Breaching the 61-levels again, the rupee ended at an all-time low of 61.11 against the dollar after banks persistently bought dollars and expected US jobs data favourable to the American currency.

The domestic unit opened weaker at 60.60 from Thursday's close of 60.44 per dollar due to lower domestic equity market and demand for dollars.

“There was short covering by a few banks which bought dollars. Also, market players anticipated a positive US jobs data which will be announced later on Friday. Both these weighed heavily on the rupee,” said Mohan Shenoi, President – Group Treasury, Kotak Mahindra Bank.

The Indian currency touched an intra-day low of 61.19 per dollar, closer to its earlier historic low of 61.21 on July 8. The rupee depreciated 3.4 per cent this week.

An unchanged interest rate by RBI and weak growth outlook amid widening current account deficit concerns are putting pressure on the Indian currency.

Further, the RBI Governor maintained that the roll back in the liquidity tightening measures announced last week will be in a calibrated manner after the rupee volatility stabilises.

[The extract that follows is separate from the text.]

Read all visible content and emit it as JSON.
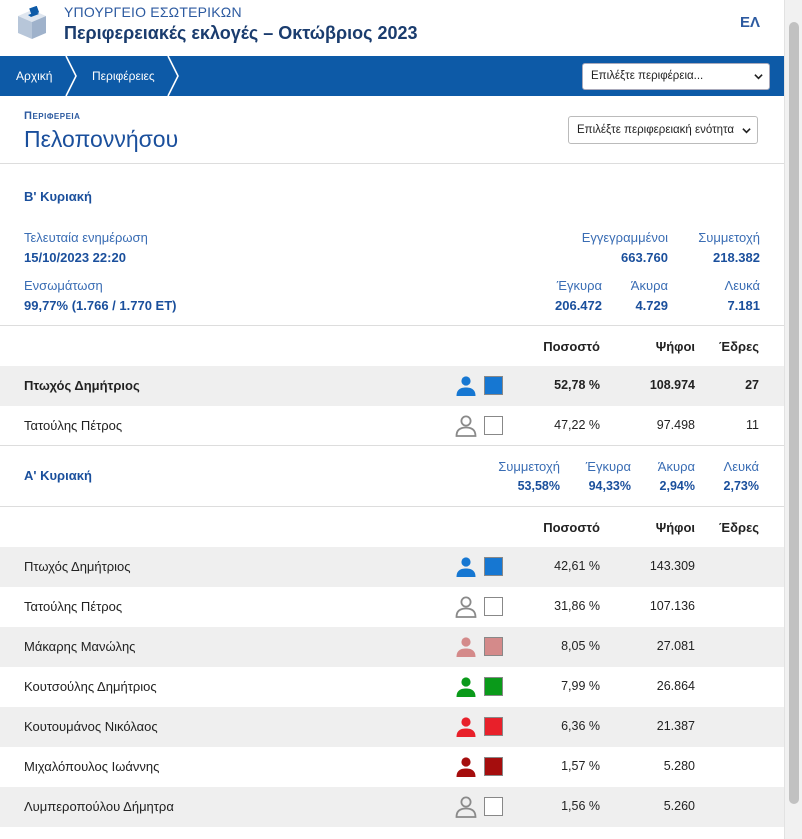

According to Shenoi, the rupee has stopped moving on sentiments and the market players are looking towards government measures to translate into steady capital inflows.

India Forex Advisors, CEO, Abhishek Goenka says the rupee is likely to moderate towards 57 levels in the short term but headed for a bigger fall going forward.

Call rates, bond yields

The inter-bank call money rates, the rates at which banks borrow short-term funds from each other, closed flat from its previous close of 7.50 per cent.

The benchmark 7.16 per cent government security, which matures in 2023, sharply dropped to close at Rs 92.55 from a close of Rs 93.93 on Thursday. Yields on the security hardened to 8.28 per cent from Thursday’s close of 8.06 per cent.

Bond prices and its yields move in the opposite direction.